A woman idly throws out a gesture as the author watches her in a swimming pool. The immortal gesture runs through her like a brief shock of current, making its own journey from the past to the future, and the realisation leads Kundera, sat on the poolside, to fabricate the lady's life, and the lives of her closest relatives and friends, around the movement. Kundera suddenly finds himself caught up his own story's intricacies, talking to its characters and orchestrating silly, capricious dialogues between dead Goethe and dead Hemingway, all the time attempting to grasp the unperishable essence that permeates the decay of his characters.

This is a novel which quietly, without the fuss of avant-gardeism, takes apart the standard novel form: for example, it ends with an extended chapter which shares almost no plot with the rest of the book, preceded by the author acknowledging this very fact to one of his creations. And the core of Immortality is a set of short, disjointed vignettes starring the gesturing Agnes and her sister Laura, whose differences and similarities generate much of the book's content.

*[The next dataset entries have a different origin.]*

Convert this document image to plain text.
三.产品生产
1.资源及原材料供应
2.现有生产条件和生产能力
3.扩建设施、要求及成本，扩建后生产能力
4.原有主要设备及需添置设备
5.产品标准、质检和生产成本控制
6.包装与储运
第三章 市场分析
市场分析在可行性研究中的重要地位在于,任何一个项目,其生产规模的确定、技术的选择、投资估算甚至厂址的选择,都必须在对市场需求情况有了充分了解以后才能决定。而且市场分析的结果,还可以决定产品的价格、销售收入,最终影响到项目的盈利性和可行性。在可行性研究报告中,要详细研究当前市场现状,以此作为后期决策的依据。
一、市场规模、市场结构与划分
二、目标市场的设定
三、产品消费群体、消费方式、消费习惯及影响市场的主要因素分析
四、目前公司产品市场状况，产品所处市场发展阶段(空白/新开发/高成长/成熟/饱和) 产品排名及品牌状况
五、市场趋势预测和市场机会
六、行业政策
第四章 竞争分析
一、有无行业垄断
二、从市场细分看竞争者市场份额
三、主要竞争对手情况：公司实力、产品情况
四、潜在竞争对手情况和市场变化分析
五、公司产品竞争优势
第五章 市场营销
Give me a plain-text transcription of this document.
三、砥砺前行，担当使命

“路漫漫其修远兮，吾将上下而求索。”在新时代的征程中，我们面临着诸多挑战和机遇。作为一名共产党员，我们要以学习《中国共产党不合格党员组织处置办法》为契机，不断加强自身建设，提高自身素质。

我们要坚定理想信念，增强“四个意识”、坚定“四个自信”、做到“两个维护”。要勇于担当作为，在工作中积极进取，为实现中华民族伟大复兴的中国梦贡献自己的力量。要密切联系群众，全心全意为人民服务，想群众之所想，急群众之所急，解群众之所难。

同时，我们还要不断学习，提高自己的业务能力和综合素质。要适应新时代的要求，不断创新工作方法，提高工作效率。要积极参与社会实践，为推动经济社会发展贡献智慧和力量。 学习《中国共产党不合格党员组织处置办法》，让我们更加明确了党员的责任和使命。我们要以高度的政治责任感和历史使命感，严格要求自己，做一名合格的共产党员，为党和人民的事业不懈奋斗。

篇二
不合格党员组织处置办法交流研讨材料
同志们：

Indeed, this casual playing fast and loose with the medium's mores is both the the book's strength and its weakness: no other form could probably have suited the content, but it makes it, oddly, simultaneously a difficult but frivolous read. The reader has finally got a grip on the purpose and meanings behind this slippery, complex story when it shifts scene and atmosphere, and it's asking a lot for him to keep up with Kundera's own vision.

Kundera is considered to be a proponent of magical realism, but Immortality's blurred boundaries are a relatively tame example of the genre. Nonetheless, the ease with which he can slip into his own story, and become emotionally entangled with its characters, illuminates the breadth of his talents. Kundera is fiction's Oliver Sacks, performing the same sort of fluid motions from the specific to the general: whereas Sacks starts from severe trauma seen in a clinical light, Kundera's examples are banal quotidians, whose oddity arises from the angle at which he chooses to look at them.